Franco Pirina, revisore contabile, un tempo abitava a Prati, poi si è trasferito da queste parti perché qui i conti gli tornavano meglio: aria pulita, spese contenute, un senso di rinascita individuale e collettiva. Ora Pirina è il leader del Caop, “Coordinamento azioni operative Ponte di Nona”, associazione in prima linea nella denuncia di tutte le magagne del quartiere. “Non è vero che noi organizziamo le ronde, è una brutta parola che non spiega affatto ciò che facciamo: noi teniamo semplicemente gli occhi aperti, giriamo di continuo, controlliamo ogni forma di illegalità e subito la comunichiamo alle forze dell’ordine, alle quali va tutta la nostra solidarietà”, racconta Pirina. “Noi esprimiamo il nostro senso civico, ci impegniamo affinché tutto funzioni meglio”, ripete, e sono belle parole, ma sulla pagina Facebook del Caop si trovano anche alcuni agghiaccianti inviti a farsi giustizia da soli, a far “riposare eternamente” ladri e malfattori, a farla pagare cara a chi sgarra. Il senso civico si storce e a volte inclina verso la resa dei conti.
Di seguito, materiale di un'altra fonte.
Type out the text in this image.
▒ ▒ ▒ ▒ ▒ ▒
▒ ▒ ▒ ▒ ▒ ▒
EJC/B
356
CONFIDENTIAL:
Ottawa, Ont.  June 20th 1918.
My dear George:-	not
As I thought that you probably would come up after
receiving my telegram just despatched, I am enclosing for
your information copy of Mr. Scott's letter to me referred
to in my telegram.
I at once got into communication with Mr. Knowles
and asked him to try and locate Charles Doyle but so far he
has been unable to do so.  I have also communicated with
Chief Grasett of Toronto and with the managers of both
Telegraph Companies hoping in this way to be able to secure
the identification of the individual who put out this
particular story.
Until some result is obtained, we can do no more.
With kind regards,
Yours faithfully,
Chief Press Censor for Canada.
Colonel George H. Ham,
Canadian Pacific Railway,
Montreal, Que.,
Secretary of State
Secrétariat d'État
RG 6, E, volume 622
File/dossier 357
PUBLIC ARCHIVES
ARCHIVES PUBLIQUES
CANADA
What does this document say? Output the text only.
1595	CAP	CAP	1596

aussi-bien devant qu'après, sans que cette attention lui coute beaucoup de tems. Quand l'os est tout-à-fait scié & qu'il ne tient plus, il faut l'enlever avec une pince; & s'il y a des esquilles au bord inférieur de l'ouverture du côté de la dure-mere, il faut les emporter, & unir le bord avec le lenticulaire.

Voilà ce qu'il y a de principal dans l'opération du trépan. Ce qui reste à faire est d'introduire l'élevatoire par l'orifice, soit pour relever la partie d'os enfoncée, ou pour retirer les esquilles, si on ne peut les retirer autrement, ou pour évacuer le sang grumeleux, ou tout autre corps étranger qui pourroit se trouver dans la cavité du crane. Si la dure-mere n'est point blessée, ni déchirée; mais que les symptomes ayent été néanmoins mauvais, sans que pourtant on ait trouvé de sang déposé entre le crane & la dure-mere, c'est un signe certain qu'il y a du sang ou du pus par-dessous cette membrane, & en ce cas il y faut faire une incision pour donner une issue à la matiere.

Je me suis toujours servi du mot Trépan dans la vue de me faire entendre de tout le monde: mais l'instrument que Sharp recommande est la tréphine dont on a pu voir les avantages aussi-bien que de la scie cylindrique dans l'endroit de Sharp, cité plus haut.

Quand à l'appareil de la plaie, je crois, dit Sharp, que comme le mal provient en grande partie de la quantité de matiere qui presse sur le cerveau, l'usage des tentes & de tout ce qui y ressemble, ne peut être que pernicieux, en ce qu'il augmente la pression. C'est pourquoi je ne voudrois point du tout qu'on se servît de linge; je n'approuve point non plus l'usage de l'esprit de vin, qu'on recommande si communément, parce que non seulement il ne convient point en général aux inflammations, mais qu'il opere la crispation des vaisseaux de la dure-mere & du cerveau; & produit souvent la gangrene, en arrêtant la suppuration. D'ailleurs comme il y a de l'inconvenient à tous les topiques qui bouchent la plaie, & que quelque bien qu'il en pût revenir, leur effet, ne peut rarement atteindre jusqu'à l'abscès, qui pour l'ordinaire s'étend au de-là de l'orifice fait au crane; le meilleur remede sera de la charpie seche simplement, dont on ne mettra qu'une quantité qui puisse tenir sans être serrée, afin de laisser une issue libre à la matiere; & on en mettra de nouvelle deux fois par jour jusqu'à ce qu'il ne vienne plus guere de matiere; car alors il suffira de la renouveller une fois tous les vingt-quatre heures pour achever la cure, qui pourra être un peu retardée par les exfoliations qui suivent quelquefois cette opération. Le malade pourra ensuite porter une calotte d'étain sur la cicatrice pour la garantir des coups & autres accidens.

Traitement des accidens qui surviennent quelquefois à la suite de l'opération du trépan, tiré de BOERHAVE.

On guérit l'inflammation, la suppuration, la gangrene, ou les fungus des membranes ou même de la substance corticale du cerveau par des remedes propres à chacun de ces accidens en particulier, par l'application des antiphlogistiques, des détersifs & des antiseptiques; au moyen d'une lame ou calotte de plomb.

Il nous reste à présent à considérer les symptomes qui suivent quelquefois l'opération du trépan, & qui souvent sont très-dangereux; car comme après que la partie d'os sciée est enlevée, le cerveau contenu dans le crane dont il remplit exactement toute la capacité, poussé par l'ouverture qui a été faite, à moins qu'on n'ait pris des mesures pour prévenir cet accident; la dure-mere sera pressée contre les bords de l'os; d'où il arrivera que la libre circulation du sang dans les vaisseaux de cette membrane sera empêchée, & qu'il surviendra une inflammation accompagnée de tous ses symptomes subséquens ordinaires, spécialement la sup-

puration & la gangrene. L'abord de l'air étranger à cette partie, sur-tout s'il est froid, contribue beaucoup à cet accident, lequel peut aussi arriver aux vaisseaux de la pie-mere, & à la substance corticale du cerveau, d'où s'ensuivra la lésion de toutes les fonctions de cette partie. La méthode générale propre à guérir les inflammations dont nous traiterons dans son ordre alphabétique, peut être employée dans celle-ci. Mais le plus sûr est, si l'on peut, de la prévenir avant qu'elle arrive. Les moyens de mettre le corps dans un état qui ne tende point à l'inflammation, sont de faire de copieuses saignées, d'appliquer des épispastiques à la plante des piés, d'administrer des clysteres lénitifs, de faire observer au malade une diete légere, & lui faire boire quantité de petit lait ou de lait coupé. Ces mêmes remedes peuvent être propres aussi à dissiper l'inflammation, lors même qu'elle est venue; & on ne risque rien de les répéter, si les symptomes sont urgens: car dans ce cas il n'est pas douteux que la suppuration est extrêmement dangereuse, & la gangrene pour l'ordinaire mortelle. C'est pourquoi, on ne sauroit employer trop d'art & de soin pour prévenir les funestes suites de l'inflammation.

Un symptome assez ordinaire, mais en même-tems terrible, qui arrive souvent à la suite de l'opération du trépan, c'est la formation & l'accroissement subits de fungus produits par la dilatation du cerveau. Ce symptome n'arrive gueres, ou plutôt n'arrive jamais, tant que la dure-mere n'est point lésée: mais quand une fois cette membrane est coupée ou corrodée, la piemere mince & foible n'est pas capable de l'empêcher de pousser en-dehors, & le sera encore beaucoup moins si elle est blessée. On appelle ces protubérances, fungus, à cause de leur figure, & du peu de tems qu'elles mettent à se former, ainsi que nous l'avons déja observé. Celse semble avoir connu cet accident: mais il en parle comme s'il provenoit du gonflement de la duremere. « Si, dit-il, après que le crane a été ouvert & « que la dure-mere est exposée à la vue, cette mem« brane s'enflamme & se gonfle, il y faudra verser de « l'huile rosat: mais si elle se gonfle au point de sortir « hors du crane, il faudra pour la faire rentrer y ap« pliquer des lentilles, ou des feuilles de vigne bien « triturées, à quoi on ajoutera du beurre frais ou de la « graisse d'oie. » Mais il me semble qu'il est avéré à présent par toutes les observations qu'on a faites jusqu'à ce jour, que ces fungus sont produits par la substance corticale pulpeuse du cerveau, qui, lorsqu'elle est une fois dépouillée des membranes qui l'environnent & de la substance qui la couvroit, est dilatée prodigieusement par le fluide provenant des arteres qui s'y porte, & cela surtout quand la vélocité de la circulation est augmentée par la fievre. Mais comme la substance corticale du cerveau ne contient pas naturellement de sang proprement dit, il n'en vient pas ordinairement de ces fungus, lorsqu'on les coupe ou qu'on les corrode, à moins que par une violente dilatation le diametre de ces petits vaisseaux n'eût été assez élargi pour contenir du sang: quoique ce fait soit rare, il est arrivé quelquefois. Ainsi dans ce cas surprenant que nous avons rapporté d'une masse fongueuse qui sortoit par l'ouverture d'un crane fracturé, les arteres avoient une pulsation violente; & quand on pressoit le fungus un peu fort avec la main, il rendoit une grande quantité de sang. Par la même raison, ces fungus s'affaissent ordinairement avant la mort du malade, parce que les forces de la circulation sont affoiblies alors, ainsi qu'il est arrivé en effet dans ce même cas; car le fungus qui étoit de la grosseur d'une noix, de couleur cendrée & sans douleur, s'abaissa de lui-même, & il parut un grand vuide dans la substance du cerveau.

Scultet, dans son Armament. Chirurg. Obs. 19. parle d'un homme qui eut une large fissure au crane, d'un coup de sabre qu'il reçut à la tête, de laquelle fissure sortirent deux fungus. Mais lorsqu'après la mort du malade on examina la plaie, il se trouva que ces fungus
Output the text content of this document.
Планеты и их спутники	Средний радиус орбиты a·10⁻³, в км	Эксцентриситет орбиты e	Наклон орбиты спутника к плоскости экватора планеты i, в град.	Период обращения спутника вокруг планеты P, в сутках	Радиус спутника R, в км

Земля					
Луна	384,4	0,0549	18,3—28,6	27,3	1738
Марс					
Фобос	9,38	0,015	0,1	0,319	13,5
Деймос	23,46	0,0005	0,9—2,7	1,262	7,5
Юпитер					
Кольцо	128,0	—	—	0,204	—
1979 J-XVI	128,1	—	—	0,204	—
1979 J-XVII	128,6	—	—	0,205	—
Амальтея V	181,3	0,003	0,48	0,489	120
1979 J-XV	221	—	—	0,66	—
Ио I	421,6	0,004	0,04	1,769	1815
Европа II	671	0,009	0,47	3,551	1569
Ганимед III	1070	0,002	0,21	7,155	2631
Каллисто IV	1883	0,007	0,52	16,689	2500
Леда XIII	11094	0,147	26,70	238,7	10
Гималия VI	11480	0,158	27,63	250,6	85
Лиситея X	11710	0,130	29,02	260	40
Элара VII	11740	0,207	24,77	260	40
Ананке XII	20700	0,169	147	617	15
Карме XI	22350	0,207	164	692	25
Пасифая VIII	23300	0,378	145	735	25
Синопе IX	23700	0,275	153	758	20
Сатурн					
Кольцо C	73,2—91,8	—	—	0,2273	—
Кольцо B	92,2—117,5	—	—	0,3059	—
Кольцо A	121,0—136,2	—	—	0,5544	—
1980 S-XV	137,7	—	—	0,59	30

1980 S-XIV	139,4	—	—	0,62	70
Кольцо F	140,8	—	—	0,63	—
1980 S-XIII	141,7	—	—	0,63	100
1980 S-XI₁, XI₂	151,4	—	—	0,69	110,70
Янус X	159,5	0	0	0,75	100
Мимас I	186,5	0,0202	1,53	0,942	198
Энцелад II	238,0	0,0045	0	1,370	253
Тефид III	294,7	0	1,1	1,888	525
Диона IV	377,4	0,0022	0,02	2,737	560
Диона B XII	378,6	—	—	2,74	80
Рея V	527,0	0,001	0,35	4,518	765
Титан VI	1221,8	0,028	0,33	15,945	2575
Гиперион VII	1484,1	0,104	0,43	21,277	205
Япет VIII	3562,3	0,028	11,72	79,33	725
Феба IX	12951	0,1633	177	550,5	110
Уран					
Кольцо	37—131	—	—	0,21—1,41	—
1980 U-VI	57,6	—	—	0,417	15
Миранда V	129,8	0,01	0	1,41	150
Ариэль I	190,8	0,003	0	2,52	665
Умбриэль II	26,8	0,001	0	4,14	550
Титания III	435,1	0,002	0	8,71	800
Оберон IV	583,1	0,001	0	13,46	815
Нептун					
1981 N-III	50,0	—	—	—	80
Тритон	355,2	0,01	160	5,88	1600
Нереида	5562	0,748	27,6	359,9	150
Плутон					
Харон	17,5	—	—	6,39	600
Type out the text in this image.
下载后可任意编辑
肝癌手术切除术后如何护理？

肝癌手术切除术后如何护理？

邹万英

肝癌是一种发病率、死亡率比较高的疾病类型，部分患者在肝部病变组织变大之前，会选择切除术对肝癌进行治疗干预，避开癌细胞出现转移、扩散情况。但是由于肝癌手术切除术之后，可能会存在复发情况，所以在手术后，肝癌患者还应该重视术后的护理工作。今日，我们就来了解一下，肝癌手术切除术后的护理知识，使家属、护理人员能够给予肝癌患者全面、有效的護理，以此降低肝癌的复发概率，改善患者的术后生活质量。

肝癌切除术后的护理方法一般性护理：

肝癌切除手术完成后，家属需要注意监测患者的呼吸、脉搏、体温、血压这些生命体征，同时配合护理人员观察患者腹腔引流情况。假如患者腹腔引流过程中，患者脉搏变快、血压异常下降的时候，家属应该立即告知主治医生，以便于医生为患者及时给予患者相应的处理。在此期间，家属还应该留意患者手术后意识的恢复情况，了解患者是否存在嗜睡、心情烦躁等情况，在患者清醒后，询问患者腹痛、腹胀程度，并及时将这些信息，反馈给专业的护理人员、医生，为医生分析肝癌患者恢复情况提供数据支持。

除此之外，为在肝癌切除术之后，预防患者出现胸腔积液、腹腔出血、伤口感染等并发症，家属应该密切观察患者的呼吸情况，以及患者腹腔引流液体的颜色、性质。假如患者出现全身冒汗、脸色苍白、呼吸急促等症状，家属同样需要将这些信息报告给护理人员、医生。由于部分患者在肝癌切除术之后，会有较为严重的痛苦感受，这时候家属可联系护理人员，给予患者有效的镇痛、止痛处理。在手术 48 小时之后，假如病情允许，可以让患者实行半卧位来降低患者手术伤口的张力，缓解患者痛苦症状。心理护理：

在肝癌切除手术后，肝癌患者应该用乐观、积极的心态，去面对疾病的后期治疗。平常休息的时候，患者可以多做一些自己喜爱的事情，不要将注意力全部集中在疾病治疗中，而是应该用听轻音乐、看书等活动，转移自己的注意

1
Il nemico numero uno naturalmente è l’immenso e immondo campo nomadi di via di Salone, a quanto pare il più grande d’Europa. Qui vive in condizioni atroci una grandissima comunità di zingari: le casette prefabbricate sono distrutte, in mezzo al campo scorrono liquami maleodoranti, i bambini giocano nell’immondizia e non vanno a scuola. “Non c’è niente da fare – dice Franco Pirina – loro vogliono continuare a vivere così. Ammettono tranquillamente di stare bene così, nello schifo e nella libertà di fare quello che gli pare. E dal campo ogni giorno partono spedizioni di ladruncoli e di bambini che rovesciano i cassonetti cercando chissà cosa, nel campo si organizza la prostituzione, e ogni settimana da qui si alzano altissime colonne di fumo nero che intossicano tutto il quartiere, perché gli zingari bruciano qualsiasi cosa, copertoni, plastiche, robaccia. Insomma, noi di Ponte di Nona sentiamo il bisogno di difenderci da questa minaccia e da questo degrado”.

A quanto pare è un atteggiamento diffuso in varie zone (ma non in tutte, sia chiaro) della periferia romana: più la crisi morde, più cresce la sensazione di essere abbandonati dallo Stato, di essere in balìa delle forze del male, e così scatta il bisogno di autodifesa e a volte anche di contrattacco violento. Ci sono le banche a Ponte di Nona, è vero, ma aumentano anche i “Compro Oro”, le agenzie per le scommesse sportive e quelle per vendersi la casa, le piccole pizzerie al taglio dove svoltare il pranzo con due soldi. Il futuro spaventa, e ormai anche il presente spaventa, tutto spaventa chi vive sul bordo, tra le luci di un centro commerciale e il buio di un campo nomadi.